# Okio

# Download / Implement

Download the latest JAR or grab via Maven:

<dependency>
    <groupId>com.squareup.okio</groupId>
    <artifactId>okio</artifactId>
    <version>1.12.0</version>
</dependency>

or Gradle:

compile 'com.squareup.okio:okio:1.12.0'

# PNG decoder

Decoding the chunks of a PNG file demonstrates Okio in practice.
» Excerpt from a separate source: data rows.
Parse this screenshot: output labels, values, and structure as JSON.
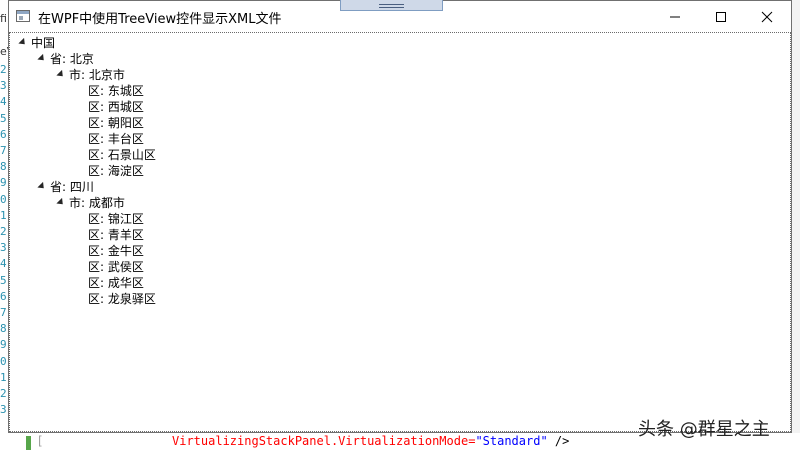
{
  "window": {
    "title": "在WPF中使用TreeView控件显示XML文件"
  },
  "background_editor": {
    "line_numbers": [
      "2",
      "3",
      "4",
      "5",
      "6",
      "7",
      "8",
      "9",
      "0",
      "1",
      "2",
      "3",
      "4",
      "5",
      "6",
      "7",
      "8",
      "9",
      "0",
      "1",
      "2",
      "3"
    ],
    "tab_glyphs": [
      "fi",
      "eV"
    ],
    "code_line": {
      "attr": "VirtualizingStackPanel.VirtualizationMode=",
      "value": "\"Standard\"",
      "tail": " />"
    }
  },
  "tree": {
    "root": "中国",
    "provinces": [
      {
        "label": "省: 北京",
        "cities": [
          {
            "label": "市: 北京市",
            "districts": [
              "区: 东城区",
              "区: 西城区",
              "区: 朝阳区",
              "区: 丰台区",
              "区: 石景山区",
              "区: 海淀区"
            ]
          }
        ]
      },
      {
        "label": "省: 四川",
        "cities": [
          {
            "label": "市: 成都市",
            "districts": [
              "区: 锦江区",
              "区: 青羊区",
              "区: 金牛区",
              "区: 武侯区",
              "区: 成华区",
              "区: 龙泉驿区"
            ]
          }
        ]
      }
    ]
  },
  "watermark": "头条 @群星之主"
}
private static final ByteString PNG_HEADER = ByteString.decodeHex("89504e470d0a1a0a");

public void decodePng(InputStream in) throws IOException {
  try (BufferedSource pngSource = Okio.buffer(Okio.source(in))) {
    ByteString header = pngSource.readByteString(PNG_HEADER.size());
    if (!header.equals(PNG_HEADER)) {
      throw new IOException("Not a PNG.");
    }

    while (true) {
      Buffer chunk = new Buffer();

      // Each chunk is a length, type, data, and CRC offset.
      int length = pngSource.readInt();
      String type = pngSource.readUtf8(4);
      pngSource.readFully(chunk, length);
      int crc = pngSource.readInt();

      decodeChunk(type, chunk);
      if (type.equals("IEND")) break;
    }
  }
}

private void decodeChunk(String type, Buffer chunk) {
  if (type.equals("IHDR")) {
    int width = chunk.readInt();
    int height = chunk.readInt();
    System.out.printf("%08x: %s %d x %d%n", chunk.size(), type, width, height);
  } else {
    System.out.printf("%08x: %s%n", chunk.size(), type);
  }
}

# ByteStrings and Buffers

ByteStrings and Buffers

Okio is built around two types that pack a lot of capability into a straightforward API:

ByteString is an immutable sequence of bytes. For character data, String is fundamental. ByteString is String's long-lost brother, making it easy to treat binary data as a value. This class is ergonomic: it knows how to encode and decode itself as hex, base64, and UTF-8.

Buffer is a mutable sequence of bytes. Like ArrayList, you don't need to size your buffer in advance. You read and write buffers as a queue: write data to the end and read it from the front. There's no obligation to manage positions, limits, or capacities.

Internally, ByteString and Buffer do some clever things to save CPU and memory. If you encode a UTF-8 string as a ByteString, it caches a reference to that string so that if you decode it later, there's no work to do.

Buffer is implemented as a linked list of segments. When you move data from one buffer to another, it reassigns ownership of the segments rather than copying the data across. This approach is particularly helpful for multithreaded programs: a thread that talks to the network can exchange data with a worker thread without any copying or ceremony.